More importantly, Audi and GM are part of the newly launched Open Automotive Alliance, anchored by Google. The group, whose members also include Honda and Hyundai, plans to develop a mobile operating system that integrates with Google’s Android OS. This portends more cars with fully independent internet connections and applications that access online radio platforms without tying up a smartphone.

The biggest potential speed bump for this trip is the mobile broadband connection itself. Both Audi and GM are partnering with AT&T, which will permit users to either share their smartphone data plan or establish a separate one. But with typical mobile data plans topping out around 4 GB a month, users could find themselves quickly racking up expensive overages with lots of in-car listening and using other data-intensive apps, especially with a back seat full of kids all watching different movies on Netflix.
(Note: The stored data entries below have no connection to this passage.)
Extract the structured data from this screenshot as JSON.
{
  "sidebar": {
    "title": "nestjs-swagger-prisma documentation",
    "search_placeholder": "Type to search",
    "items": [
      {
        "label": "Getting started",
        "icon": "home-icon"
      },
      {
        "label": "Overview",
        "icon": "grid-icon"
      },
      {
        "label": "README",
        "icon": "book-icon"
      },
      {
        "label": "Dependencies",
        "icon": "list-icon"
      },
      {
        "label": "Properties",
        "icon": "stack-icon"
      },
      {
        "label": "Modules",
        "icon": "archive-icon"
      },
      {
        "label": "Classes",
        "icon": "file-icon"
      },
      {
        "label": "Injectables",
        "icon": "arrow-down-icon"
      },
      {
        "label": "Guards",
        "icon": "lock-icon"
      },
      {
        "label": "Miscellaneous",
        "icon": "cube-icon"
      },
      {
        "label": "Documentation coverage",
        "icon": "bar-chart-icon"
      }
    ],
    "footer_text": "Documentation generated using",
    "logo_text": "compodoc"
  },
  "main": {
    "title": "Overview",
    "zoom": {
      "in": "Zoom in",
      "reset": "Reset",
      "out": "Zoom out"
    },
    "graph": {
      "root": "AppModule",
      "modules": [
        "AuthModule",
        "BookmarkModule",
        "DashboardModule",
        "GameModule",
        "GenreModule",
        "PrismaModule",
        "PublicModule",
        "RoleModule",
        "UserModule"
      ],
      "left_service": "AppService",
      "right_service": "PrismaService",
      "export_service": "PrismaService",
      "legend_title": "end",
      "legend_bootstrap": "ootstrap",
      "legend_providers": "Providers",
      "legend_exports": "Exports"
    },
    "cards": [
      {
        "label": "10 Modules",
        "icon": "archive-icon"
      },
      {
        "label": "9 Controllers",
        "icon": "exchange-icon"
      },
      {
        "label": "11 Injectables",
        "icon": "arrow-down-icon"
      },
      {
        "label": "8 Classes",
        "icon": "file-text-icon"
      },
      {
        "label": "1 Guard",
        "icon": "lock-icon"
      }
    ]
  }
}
Now, AT&T’s solution to this problem is to have app and platform companies sponsor this mobile bandwidth for you. While this sounds like a good idea for many users who would like to cut their data costs, as Matthew reported earlier this week, such “sponsored data” plans threaten to squeeze out programming from less well-heeled and non-profit providers, such as public and community radio.

Other wireless broadband providers offer unlimited data plans that would be attractive alternatives. But if your car only supports one carrier, like AT&T, where you can only get a data-limited plan, then you’re stuck.

Smart dashboards built on open standards, like Android, are an important step forward for in-car internet radio. The next, even more important step is to open up wireless connectivity to competition, too. There’s no fundamental technical reason why a given dashboard must be chained to one carrier.

While there are two different wireless standards in the US, there are multiple carriers for both standards. A car owner ought to be able to choose from amongst several mobile providers that are compatible with her model’s standard. An Audi or Chevrolet driver should at least be able to choose between T-Mobile and AT&T, which both support the LTE standard.

Still, such a choice is only a band-aid if programs like “sponsored data” are permitted to go forward unchecked. What would prevent or discourage all carriers from implementing this idea if AT&T finds it lucrative? The future of independent internet radio truly hangs in the balance.